Digital leadership is the strategic use of a company’s digital assets to achieve business goals.
Digital leaders create small, highly empowered teams. They trust these teams to perform, and they hold them accountable for customer impact. They build real-time information systems to support decision making, and they expect these teams to start small, iterate, experiment, and adapt. They look at their business as platforms, not just as products and services. And they design the platform around systems that can be extended, that can adapt, and that can deliver real-time information to managers at all levels.
Here’s an example to put this into context. One large media organization faces large incumbent players and operates in a market that is growing quickly. Rather than using traditional top-down management practices, the company organized itself into small business units, each of which operates in a local geography.
Geographic business units are responsible for hiring the right people, selling their products, and provisioning new customers. They know the local market, promote their offerings in the community, and often serve as community leaders. They are given tremendous local responsibility, and many of their local leaders come from outside the industry.
To support this decentralized, empowered organization, the company built a real-time, mobile-enabled information platform. Everything this company does, from hiring to customer acquisitions to service to employee engagement, is done through mobile apps. District managers and leaders in headquarters can monitor hiring, customer growth, employee satisfaction, and customer satisfaction in real time. So while these small teams are highly empowered, they are also highly accountable.

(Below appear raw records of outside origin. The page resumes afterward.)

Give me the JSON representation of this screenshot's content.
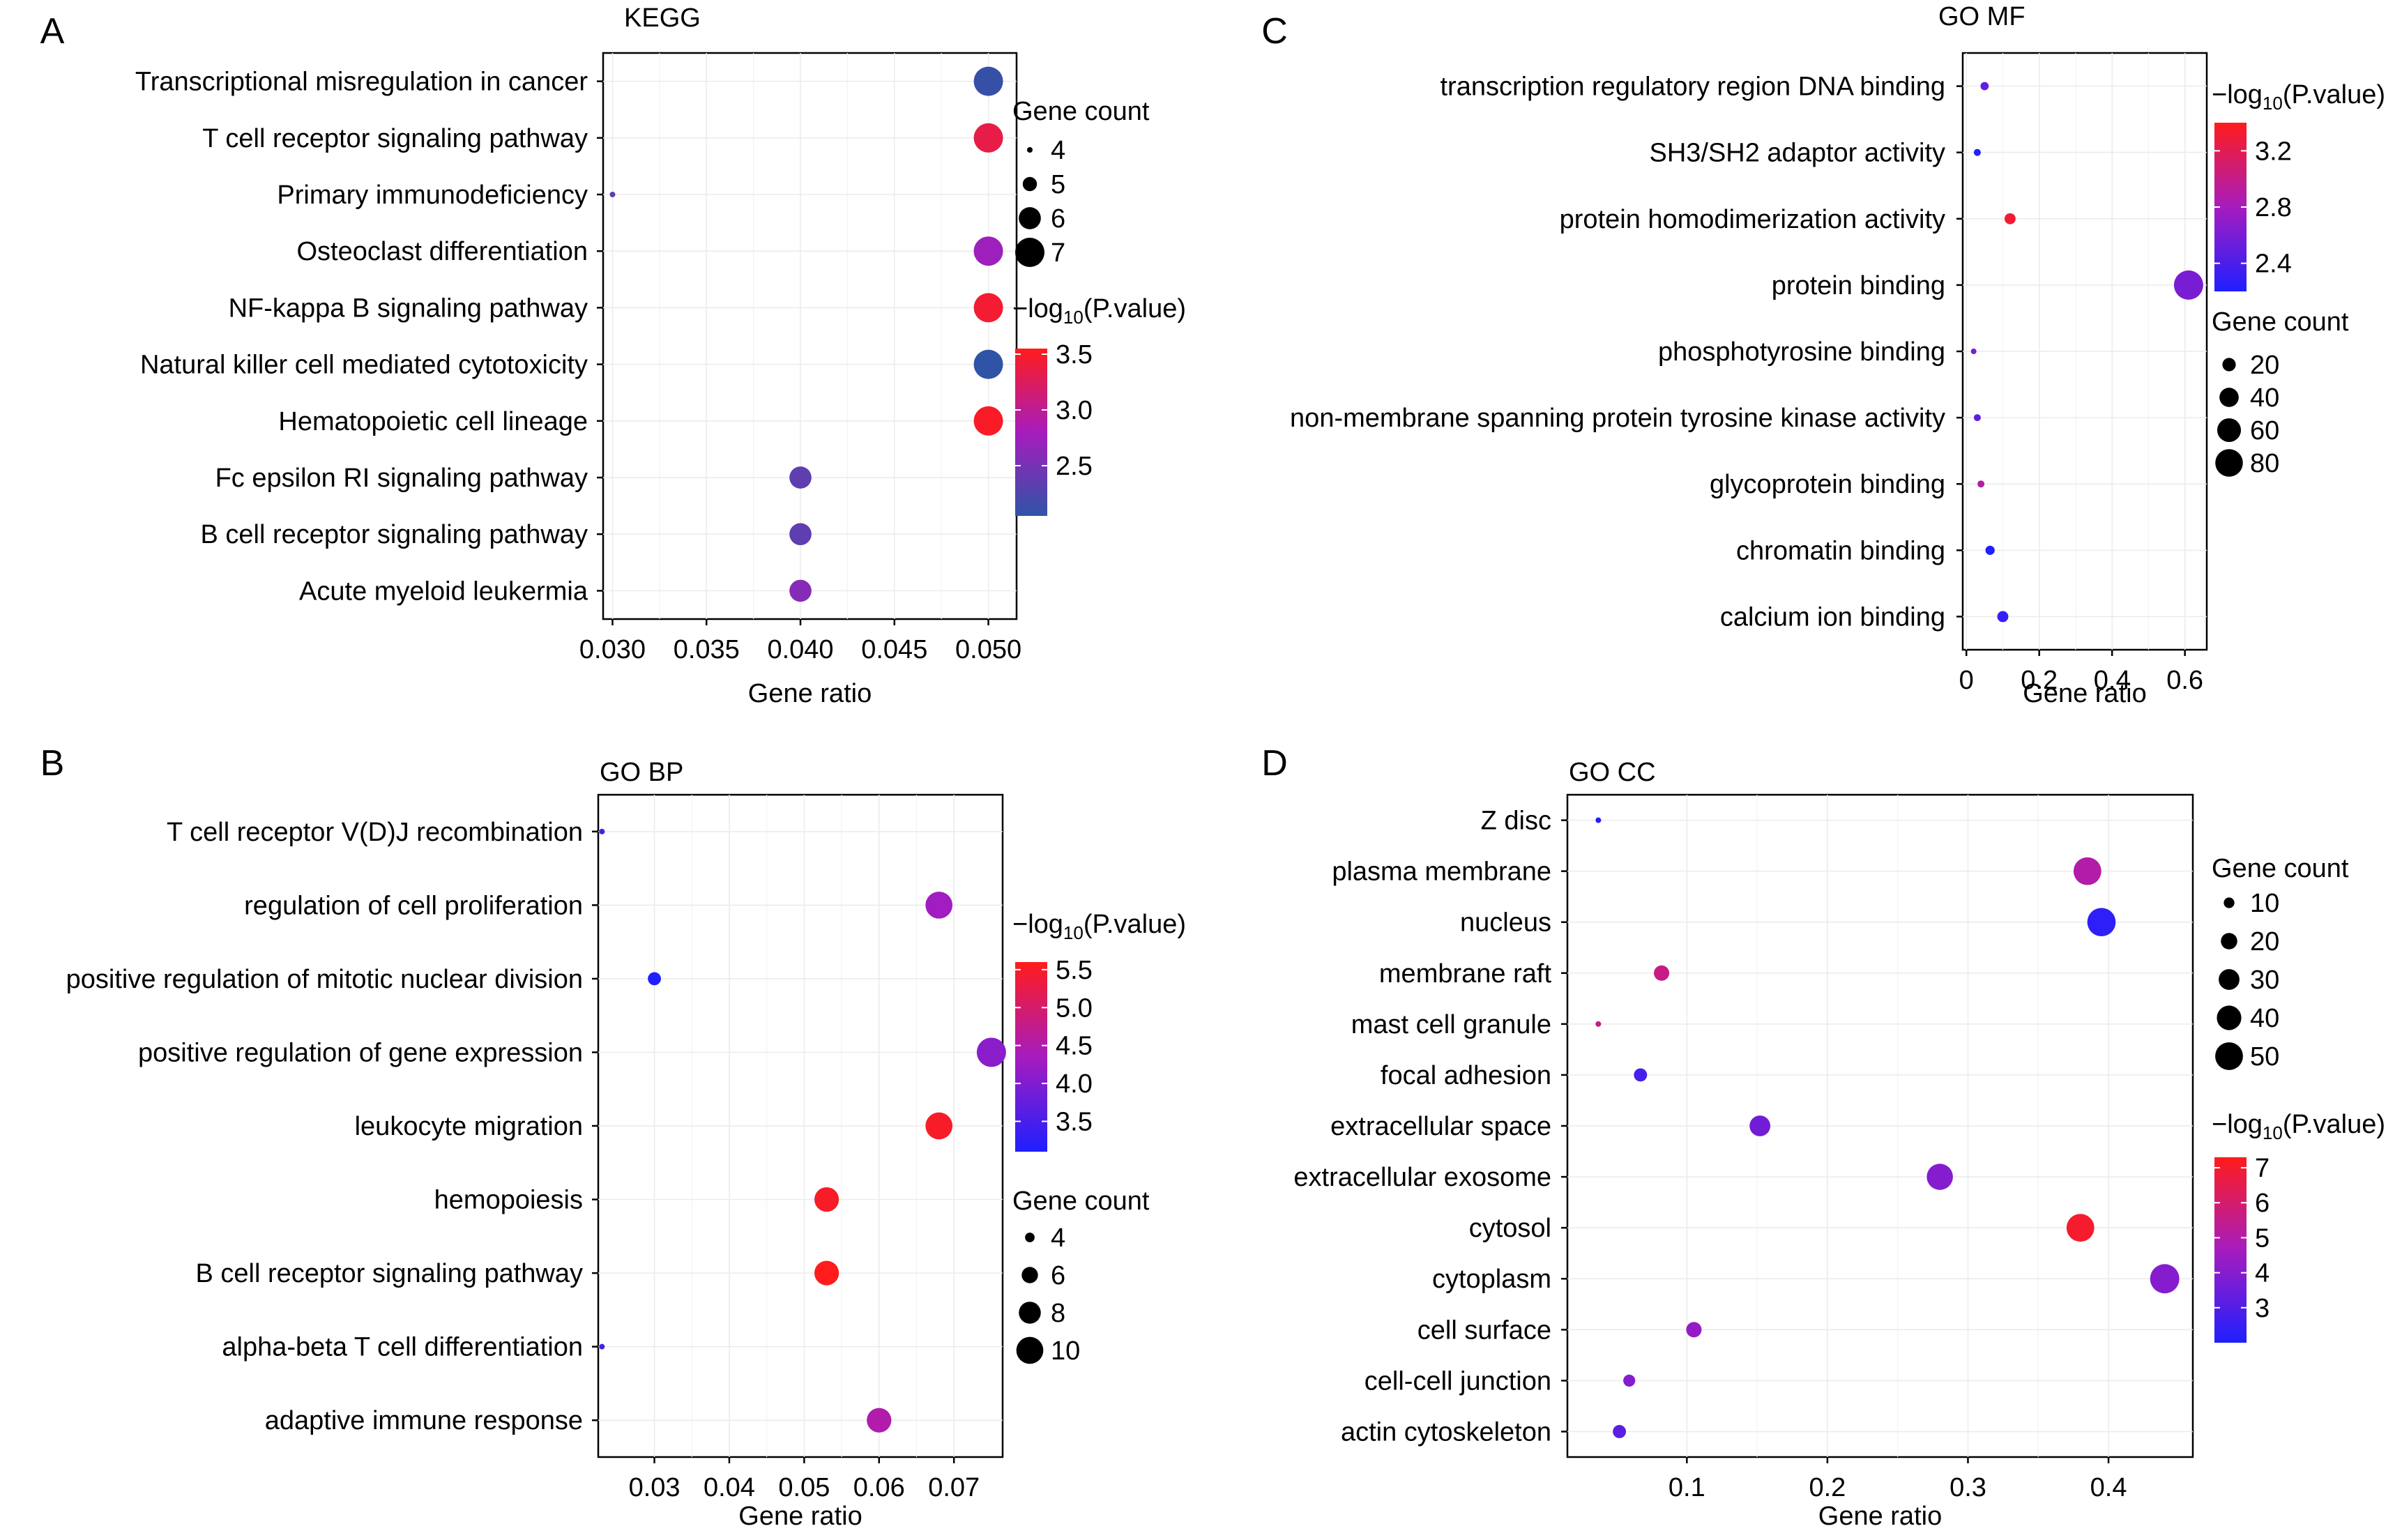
{
  "figure": {
    "colors": {
      "low": "#1f1fff",
      "mid": "#a61cbe",
      "high": "#ff1c1c"
    }
  },
  "chart_data": [
    {
      "panel": "A",
      "title": "KEGG",
      "type": "scatter",
      "xlabel": "Gene ratio",
      "xlim": [
        0.0295,
        0.0515
      ],
      "xticks": [
        "0.030",
        "0.035",
        "0.040",
        "0.045",
        "0.050"
      ],
      "xtick_values": [
        0.03,
        0.035,
        0.04,
        0.045,
        0.05
      ],
      "categories": [
        "Transcriptional misregulation in cancer",
        "T cell receptor signaling pathway",
        "Primary immunodeficiency",
        "Osteoclast differentiation",
        "NF-kappa B signaling pathway",
        "Natural killer cell mediated cytotoxicity",
        "Hematopoietic cell lineage",
        "Fc epsilon RI signaling pathway",
        "B cell receptor signaling pathway",
        "Acute myeloid leukermia"
      ],
      "gene_ratio": [
        0.05,
        0.05,
        0.03,
        0.05,
        0.05,
        0.05,
        0.05,
        0.04,
        0.04,
        0.04
      ],
      "gene_count": [
        7,
        7,
        4,
        7,
        7,
        7,
        7,
        6,
        6,
        6
      ],
      "neg_log10_p": [
        2.1,
        3.35,
        2.35,
        2.75,
        3.45,
        2.05,
        3.5,
        2.35,
        2.35,
        2.6
      ],
      "size_legend": {
        "title": "Gene count",
        "values": [
          "4",
          "5",
          "6",
          "7"
        ],
        "min": 4,
        "max": 7
      },
      "color_legend": {
        "title_prefix": "−log",
        "title_sub": "10",
        "title_suffix": "(P.value)",
        "ticks": [
          "3.5",
          "3.0",
          "2.5"
        ],
        "tick_values": [
          3.5,
          3.0,
          2.5
        ],
        "range": [
          2.05,
          3.55
        ],
        "low": "#2f54a5",
        "high": "#ff1c1c"
      },
      "legend_order": "size_first"
    },
    {
      "panel": "B",
      "title": "GO BP",
      "type": "scatter",
      "xlabel": "Gene ratio",
      "xlim": [
        0.0225,
        0.0765
      ],
      "xticks": [
        "0.03",
        "0.04",
        "0.05",
        "0.06",
        "0.07"
      ],
      "xtick_values": [
        0.03,
        0.04,
        0.05,
        0.06,
        0.07
      ],
      "categories": [
        "T cell receptor V(D)J recombination",
        "regulation of cell proliferation",
        "positive regulation of mitotic nuclear division",
        "positive regulation of gene expression",
        "leukocyte migration",
        "hemopoiesis",
        "B cell receptor signaling pathway",
        "alpha-beta T cell differentiation",
        "adaptive immune response"
      ],
      "gene_ratio": [
        0.023,
        0.068,
        0.03,
        0.075,
        0.068,
        0.053,
        0.053,
        0.023,
        0.06
      ],
      "gene_count": [
        3,
        10,
        5,
        11,
        10,
        9,
        9,
        3,
        9
      ],
      "neg_log10_p": [
        3.5,
        4.3,
        3.1,
        4.1,
        5.5,
        5.5,
        5.6,
        3.5,
        4.5
      ],
      "size_legend": {
        "title": "Gene count",
        "values": [
          "4",
          "6",
          "8",
          "10"
        ],
        "min": 3,
        "max": 11
      },
      "color_legend": {
        "title_prefix": "−log",
        "title_sub": "10",
        "title_suffix": "(P.value)",
        "ticks": [
          "5.5",
          "5.0",
          "4.5",
          "4.0",
          "3.5"
        ],
        "tick_values": [
          5.5,
          5.0,
          4.5,
          4.0,
          3.5
        ],
        "range": [
          3.1,
          5.6
        ],
        "low": "#1f1fff",
        "high": "#ff1c1c"
      },
      "legend_order": "color_first"
    },
    {
      "panel": "C",
      "title": "GO MF",
      "type": "scatter",
      "xlabel": "Gene ratio",
      "xlim": [
        -0.01,
        0.66
      ],
      "xticks": [
        "0",
        "0.2",
        "0.4",
        "0.6"
      ],
      "xtick_values": [
        0,
        0.2,
        0.4,
        0.6
      ],
      "categories": [
        "transcription regulatory region DNA binding",
        "SH3/SH2 adaptor activity",
        "protein homodimerization activity",
        "protein binding",
        "phosphotyrosine binding",
        "non-membrane spanning protein tyrosine kinase activity",
        "glycoprotein binding",
        "chromatin binding",
        "calcium ion binding"
      ],
      "gene_ratio": [
        0.05,
        0.03,
        0.12,
        0.61,
        0.02,
        0.03,
        0.04,
        0.065,
        0.1
      ],
      "gene_count": [
        8,
        6,
        14,
        90,
        4,
        6,
        6,
        10,
        14
      ],
      "neg_log10_p": [
        2.5,
        2.1,
        3.3,
        2.6,
        2.6,
        2.5,
        2.9,
        2.1,
        2.3
      ],
      "size_legend": {
        "title": "Gene count",
        "values": [
          "20",
          "40",
          "60",
          "80"
        ],
        "min": 4,
        "max": 90
      },
      "color_legend": {
        "title_prefix": "−log",
        "title_sub": "10",
        "title_suffix": "(P.value)",
        "ticks": [
          "3.2",
          "2.8",
          "2.4"
        ],
        "tick_values": [
          3.2,
          2.8,
          2.4
        ],
        "range": [
          2.2,
          3.4
        ],
        "low": "#1f1fff",
        "high": "#ff1c1c"
      },
      "legend_order": "color_first"
    },
    {
      "panel": "D",
      "title": "GO CC",
      "type": "scatter",
      "xlabel": "Gene ratio",
      "xlim": [
        0.015,
        0.46
      ],
      "xticks": [
        "0.1",
        "0.2",
        "0.3",
        "0.4"
      ],
      "xtick_values": [
        0.1,
        0.2,
        0.3,
        0.4
      ],
      "categories": [
        "Z disc",
        "plasma membrane",
        "nucleus",
        "membrane raft",
        "mast cell granule",
        "focal adhesion",
        "extracellular space",
        "extracellular exosome",
        "cytosol",
        "cytoplasm",
        "cell surface",
        "cell-cell junction",
        "actin cytoskeleton"
      ],
      "gene_ratio": [
        0.037,
        0.385,
        0.395,
        0.082,
        0.037,
        0.067,
        0.152,
        0.28,
        0.38,
        0.44,
        0.105,
        0.059,
        0.052
      ],
      "gene_count": [
        4,
        50,
        52,
        18,
        4,
        14,
        30,
        45,
        50,
        55,
        18,
        12,
        14
      ],
      "neg_log10_p": [
        2.0,
        5.0,
        2.3,
        5.6,
        5.5,
        2.8,
        3.6,
        4.0,
        7.0,
        4.0,
        4.3,
        4.0,
        3.2
      ],
      "size_legend": {
        "title": "Gene count",
        "values": [
          "10",
          "20",
          "30",
          "40",
          "50"
        ],
        "min": 4,
        "max": 55
      },
      "color_legend": {
        "title_prefix": "−log",
        "title_sub": "10",
        "title_suffix": "(P.value)",
        "ticks": [
          "7",
          "6",
          "5",
          "4",
          "3"
        ],
        "tick_values": [
          7,
          6,
          5,
          4,
          3
        ],
        "range": [
          2.0,
          7.3
        ],
        "low": "#1f1fff",
        "high": "#ff1c1c"
      },
      "legend_order": "size_first"
    }
  ]
}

To promote innovation and local service, the company hires people with entrepreneurial backgrounds and gives them freedom to design promotions, sales programs, and marketing events however they like. The teams share information widely through the company’s video communication network, and everyone in the company uses standard mobile apps to communicate.
Leaders are intimately involved in the architecture, culture, and metrics of the company, hiring people who can innovate and grow a business and holding them accountable with a minimum of midlevel management. The senior leadership team meets often to look at metrics and trends.
One of the keys to this kind of digital leadership is the ability to morph the company as the business changes. We call this operating structure the “network of teams.” Rather than operating through a traditional hierarchy, the company looks at each geographic unit as a small “reseller.”